Health Care Costs and Transparency
featuring John Freedman, President & CEO of Freedman HealthCare
Event Description
Health spending continues to outpace wages and GDP, while some new insurance designs transfer greater shares of that to patients’ own out of pocket costs. In this talk, Dr. Freedman discusses what is driving health care costs up, who is benefiting, and how data is harnessed to study problems and remedy them.
The Digital Health @ Harvard series features speakers from Harvard as well as collaborators and colleagues from other institutions who research the intersection between health and digital technology. The series is cosponsored by the Berkman Klein Center for Internet & Society at Harvard University and the Petrie-Flom Center for Health Law Policy, Biotechnology, and Bioethics at Harvard Law School. The goal of the series is to discuss ongoing research in this research area, share new developments, identify opportunities for collaboration, and explore the digital health ecosystem more generally.
Notes from the Talk
Society needs to think about health care as a "team sport." That is, according to Dr. John Freedman, we need administrators and policy makers, not just physicians, to support health care infrastructure. In this talk, Dr. Freedman, President and CEO of Freedman HealthCare (a health data consulting firm), spoke to several current issues regarding health care costs and transparency. First, US health care spending has risen greatly in the last decade. However, this trend is not due to people’s increased utilization of services, but rather due to increasing prices for services. In addition, there is extreme variation in prices for the same procedures across providers and their offices. Disparities continue to grow as providers consolidate and the volume of patients has shifted to higher-priced providers located in outpatient clinics.
Unfortunately, these trends have negative consequences for social welfare. Health care costs crowd out other priorities. While spending on healthcare has increased, spending in other important areas, like education and human services, has greatly decreased. Additionally, though it is often touted as such, health care is not necessarily a “social equalizer,” due to what Freedman termed the “reverse Robinhood effect.” The effect happens when, for example, everyone from low-level employees to executives at an organization is on the same health plan. Research shows that the most expensive people on the health plan are actually those who come from higher socioeconomic backgrounds, while those who spend the least on the health plan are from lower socioeconomic backgrounds. Thus, the lower-income employees are essentially subsidizing health care for the higher-income employees.
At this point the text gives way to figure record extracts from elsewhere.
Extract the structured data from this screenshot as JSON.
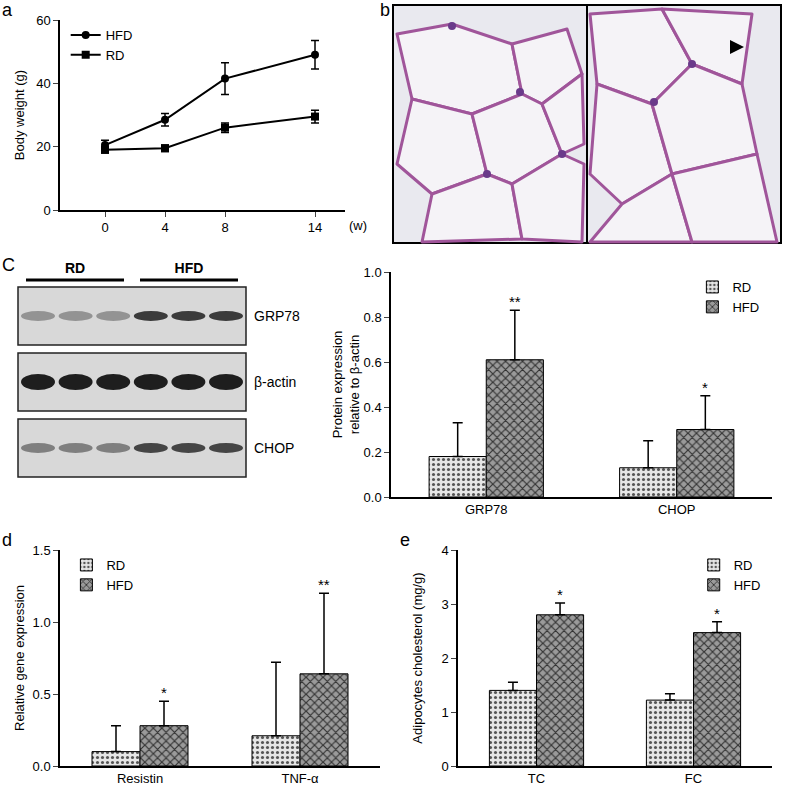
{
  "chart_data": [
    {
      "panel": "a",
      "type": "line",
      "x": [
        0,
        4,
        8,
        14
      ],
      "xlim": [
        -3,
        16
      ],
      "xticks": [
        0,
        4,
        8,
        14
      ],
      "x_label": "(w)",
      "y_label": "Body weight (g)",
      "ylim": [
        0,
        60
      ],
      "yticks": [
        0,
        20,
        40,
        60
      ],
      "legend": "top left",
      "series": [
        {
          "name": "HFD",
          "color": "#000000",
          "marker": "circle",
          "values": [
            20.5,
            28.5,
            41.5,
            49
          ],
          "errors": [
            1.5,
            2,
            5,
            4.5
          ]
        },
        {
          "name": "RD",
          "color": "#000000",
          "marker": "square",
          "values": [
            19,
            19.5,
            26,
            29.5
          ],
          "errors": [
            1,
            1,
            1.5,
            2
          ]
        }
      ]
    },
    {
      "type": "bar",
      "categories": [
        "GRP78",
        "CHOP"
      ],
      "y_label": "Protein expression\nrelative to β-actin",
      "ylim": [
        0,
        1.0
      ],
      "yticks": [
        {
          "value": 0,
          "label": "0.0"
        },
        {
          "value": 0.2,
          "label": "0.2"
        },
        {
          "value": 0.4,
          "label": "0.4"
        },
        {
          "value": 0.6,
          "label": "0.6"
        },
        {
          "value": 0.8,
          "label": "0.8"
        },
        {
          "value": 1.0,
          "label": "1.0"
        }
      ],
      "legend": "top right",
      "series": [
        {
          "name": "RD",
          "color": "#e6e6e6",
          "values": [
            0.18,
            0.13
          ],
          "errors": [
            0.15,
            0.12
          ]
        },
        {
          "name": "HFD",
          "color": "#9a9a9a",
          "values": [
            0.61,
            0.3
          ],
          "errors": [
            0.22,
            0.15
          ]
        }
      ],
      "annotations": [
        {
          "text": "**",
          "category": "GRP78",
          "series": "HFD"
        },
        {
          "text": "*",
          "category": "CHOP",
          "series": "HFD"
        }
      ]
    },
    {
      "panel": "d",
      "type": "bar",
      "categories": [
        "Resistin",
        "TNF-α"
      ],
      "y_label": "Relative gene expression",
      "ylim": [
        0,
        1.5
      ],
      "yticks": [
        {
          "value": 0,
          "label": "0.0"
        },
        {
          "value": 0.5,
          "label": "0.5"
        },
        {
          "value": 1.0,
          "label": "1.0"
        },
        {
          "value": 1.5,
          "label": "1.5"
        }
      ],
      "legend": "top left",
      "series": [
        {
          "name": "RD",
          "color": "#e6e6e6",
          "values": [
            0.1,
            0.21
          ],
          "errors": [
            0.18,
            0.51
          ]
        },
        {
          "name": "HFD",
          "color": "#9a9a9a",
          "values": [
            0.28,
            0.64
          ],
          "errors": [
            0.17,
            0.56
          ]
        }
      ],
      "annotations": [
        {
          "text": "*",
          "category": "Resistin",
          "series": "HFD"
        },
        {
          "text": "**",
          "category": "TNF-α",
          "series": "HFD"
        }
      ]
    },
    {
      "panel": "e",
      "type": "bar",
      "categories": [
        "TC",
        "FC"
      ],
      "y_label": "Adipocytes cholesterol (mg/g)",
      "ylim": [
        0,
        4
      ],
      "yticks": [
        0,
        1,
        2,
        3,
        4
      ],
      "legend": "top right",
      "series": [
        {
          "name": "RD",
          "color": "#e6e6e6",
          "values": [
            1.4,
            1.22
          ],
          "errors": [
            0.15,
            0.12
          ]
        },
        {
          "name": "HFD",
          "color": "#9a9a9a",
          "values": [
            2.8,
            2.47
          ],
          "errors": [
            0.22,
            0.2
          ]
        }
      ],
      "annotations": [
        {
          "text": "*",
          "category": "TC",
          "series": "HFD"
        },
        {
          "text": "*",
          "category": "FC",
          "series": "HFD"
        }
      ]
    }
  ],
  "image_panel": {
    "panel": "b"
  },
  "blot": {
    "panel": "C",
    "groups": [
      "RD",
      "HFD"
    ],
    "rows": [
      "GRP78",
      "β-actin",
      "CHOP"
    ]
  }
}
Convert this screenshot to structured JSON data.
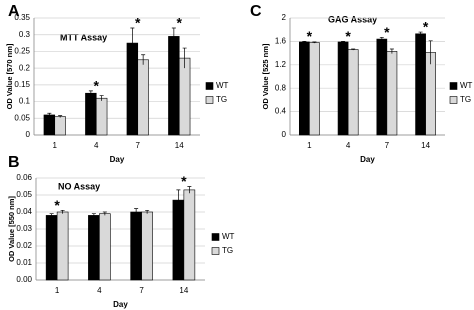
{
  "chart_data": [
    {
      "type": "bar",
      "panel": "A",
      "title": "MTT Assay",
      "y_label": "OD Value [570 nm]",
      "x_label": "Day",
      "categories": [
        "1",
        "4",
        "7",
        "14"
      ],
      "series": [
        {
          "name": "WT",
          "color": "#000000",
          "values": [
            0.06,
            0.125,
            0.275,
            0.295
          ],
          "errors": [
            0.005,
            0.007,
            0.045,
            0.025
          ]
        },
        {
          "name": "TG",
          "color": "#d9d9d9",
          "values": [
            0.055,
            0.11,
            0.225,
            0.23
          ],
          "errors": [
            0.003,
            0.008,
            0.015,
            0.03
          ]
        }
      ],
      "ylim": [
        0,
        0.35
      ],
      "yticks": [
        0,
        0.05,
        0.1,
        0.15,
        0.2,
        0.25,
        0.3,
        0.35
      ],
      "grid": true,
      "annotations": [
        {
          "text": "*",
          "category": "4"
        },
        {
          "text": "*",
          "category": "7"
        },
        {
          "text": "*",
          "category": "14"
        }
      ]
    },
    {
      "type": "bar",
      "panel": "B",
      "title": "NO Assay",
      "y_label": "OD Value [550 nm]",
      "x_label": "Day",
      "categories": [
        "1",
        "4",
        "7",
        "14"
      ],
      "series": [
        {
          "name": "WT",
          "color": "#000000",
          "values": [
            0.038,
            0.038,
            0.04,
            0.047
          ],
          "errors": [
            0.001,
            0.001,
            0.002,
            0.006
          ]
        },
        {
          "name": "TG",
          "color": "#d9d9d9",
          "values": [
            0.04,
            0.039,
            0.04,
            0.053
          ],
          "errors": [
            0.001,
            0.001,
            0.001,
            0.002
          ]
        }
      ],
      "ylim": [
        0,
        0.06
      ],
      "yticks": [
        {
          "value": 0,
          "label": "0.00"
        },
        {
          "value": 0.01,
          "label": "0.01"
        },
        {
          "value": 0.02,
          "label": "0.02"
        },
        {
          "value": 0.03,
          "label": "0.03"
        },
        {
          "value": 0.04,
          "label": "0.04"
        },
        {
          "value": 0.05,
          "label": "0.05"
        },
        {
          "value": 0.06,
          "label": "0.06"
        }
      ],
      "grid": true,
      "annotations": [
        {
          "text": "*",
          "category": "1"
        },
        {
          "text": "*",
          "category": "14"
        }
      ]
    },
    {
      "type": "bar",
      "panel": "C",
      "title": "GAG Assay",
      "y_label": "OD Value [525 nm]",
      "x_label": "Day",
      "categories": [
        "1",
        "4",
        "7",
        "14"
      ],
      "series": [
        {
          "name": "WT",
          "color": "#000000",
          "values": [
            1.59,
            1.59,
            1.64,
            1.73
          ],
          "errors": [
            0.01,
            0.01,
            0.03,
            0.03
          ]
        },
        {
          "name": "TG",
          "color": "#d9d9d9",
          "values": [
            1.58,
            1.46,
            1.43,
            1.41
          ],
          "errors": [
            0.01,
            0.01,
            0.04,
            0.2
          ]
        }
      ],
      "ylim": [
        0,
        2
      ],
      "yticks": [
        0,
        0.4,
        0.8,
        1.2,
        1.6,
        2
      ],
      "grid": true,
      "annotations": [
        {
          "text": "*",
          "category": "1"
        },
        {
          "text": "*",
          "category": "4"
        },
        {
          "text": "*",
          "category": "7"
        },
        {
          "text": "*",
          "category": "14"
        }
      ]
    }
  ]
}
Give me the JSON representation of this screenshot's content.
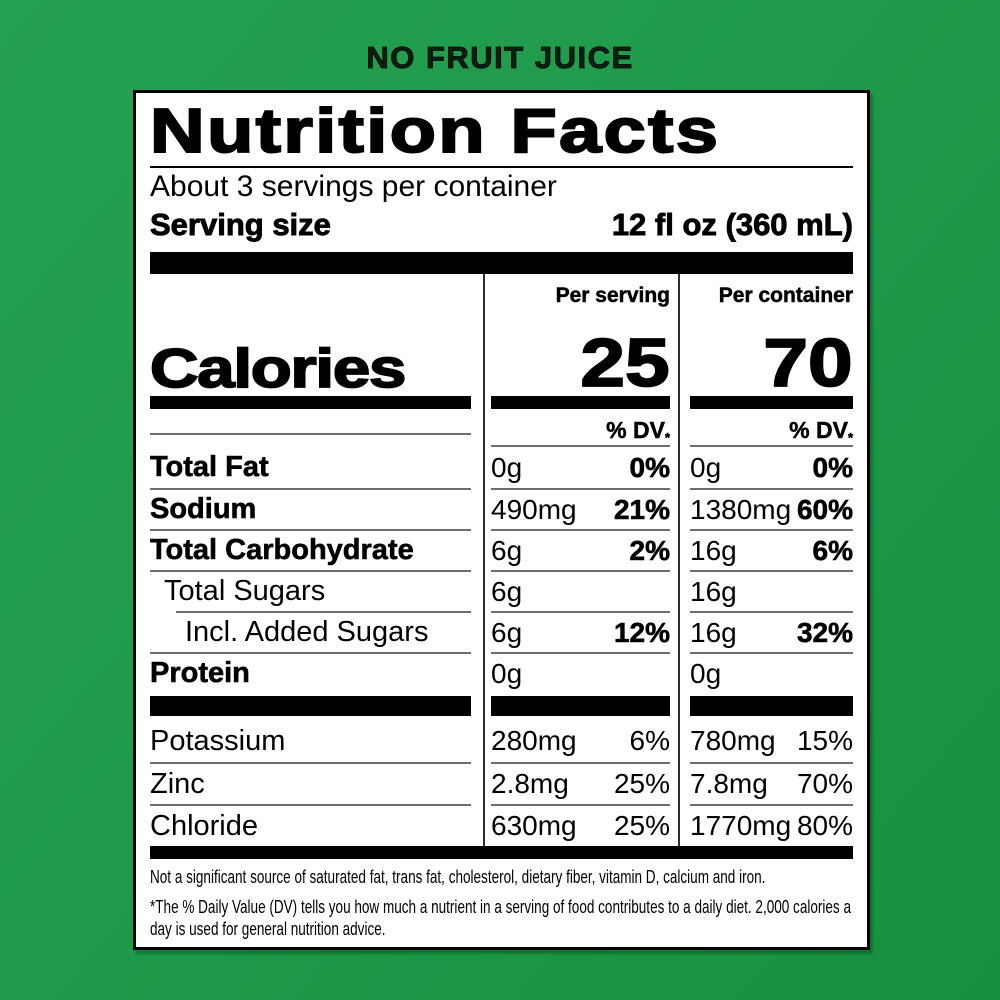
{
  "banner": {
    "title": "NO FRUIT JUICE"
  },
  "label": {
    "title": "Nutrition Facts",
    "servings_per_container": "About 3 servings per container",
    "serving_size": {
      "label": "Serving size",
      "value": "12 fl oz (360 mL)"
    },
    "column_headers": {
      "per_serving": "Per serving",
      "per_container": "Per container"
    },
    "calories": {
      "label": "Calories",
      "per_serving": "25",
      "per_container": "70"
    },
    "dv_header": {
      "text": "% DV",
      "star": "*"
    },
    "rows": [
      {
        "name": "Total Fat",
        "serving_amount": "0g",
        "serving_dv": "0%",
        "container_amount": "0g",
        "container_dv": "0%"
      },
      {
        "name": "Sodium",
        "serving_amount": "490mg",
        "serving_dv": "21%",
        "container_amount": "1380mg",
        "container_dv": "60%"
      },
      {
        "name": "Total Carbohydrate",
        "serving_amount": "6g",
        "serving_dv": "2%",
        "container_amount": "16g",
        "container_dv": "6%"
      },
      {
        "name": "Total Sugars",
        "serving_amount": "6g",
        "serving_dv": "",
        "container_amount": "16g",
        "container_dv": ""
      },
      {
        "name": "Incl. Added Sugars",
        "serving_amount": "6g",
        "serving_dv": "12%",
        "container_amount": "16g",
        "container_dv": "32%"
      },
      {
        "name": "Protein",
        "serving_amount": "0g",
        "serving_dv": "",
        "container_amount": "0g",
        "container_dv": ""
      },
      {
        "name": "Potassium",
        "serving_amount": "280mg",
        "serving_dv": "6%",
        "container_amount": "780mg",
        "container_dv": "15%"
      },
      {
        "name": "Zinc",
        "serving_amount": "2.8mg",
        "serving_dv": "25%",
        "container_amount": "7.8mg",
        "container_dv": "70%"
      },
      {
        "name": "Chloride",
        "serving_amount": "630mg",
        "serving_dv": "25%",
        "container_amount": "1770mg",
        "container_dv": "80%"
      }
    ],
    "footnotes": [
      "Not a significant source of saturated fat, trans fat, cholesterol, dietary fiber, vitamin D, calcium and iron.",
      "*The % Daily Value (DV) tells you how much a nutrient in a serving of food contributes to a daily diet. 2,000 calories a day is used for general nutrition advice."
    ]
  },
  "colors": {
    "background_green": "#1E9A4A",
    "label_background": "#FFFFFF",
    "text": "#000000",
    "hairline_gray": "#6E6E6E"
  }
}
While current circumstances with regard to health costs are concerning, Freedman sees greater transparency as a potential antidote. Freedman demonstrated a tool his group is developing called All Payer Claims Datasets. These datasets, which are compiled from multiple health benefit payers, aggregate eligibility records, medical and pharmacy claims, provider information, and insurance product details. Through the transparency provided by the Dataset tool, Freedman anticipates performance improvement in medical services, greater information for public health and health policy, better informed consumer choices, and greater access to data for researchers.
notes by Donica O'Malley
About Doctor John Freedman
John Freedman MD MBA has 30 years’ experience in care delivery, performance measurement & improvement, health IT, and health care reform. Before founding Freedman Healthcare, he held leadership roles at multiple innovative health care firms. Dr. Freedman served as Medical Director for Quality at Kaiser Permanente’s Colorado region, and as medical director for specialty services and coordinated care at New England’s largest community health center, overseeing 50 staff in 16 specialties. As medical director for quality and medical management at Tufts Health Plan, he helped them climb to a #2 national NCQA quality ranking. He has served on the boards of Massachusetts Health Quality Partners, Network Health (a 300,000 member Medicaid health plan), and the Fishing Partnership (which improves health in fishing communities). Dr. Freedman graduated Harvard College, U. of Pennsylvania School of Medicine, and the U. of Louisville School of Business. Freedman Healthcare is a leading consulting firm in health care reform, health policy analysis and development, and it has been engaged in many states to create all-payer claims databases, implement health insurance exchanges, and support health care transformation.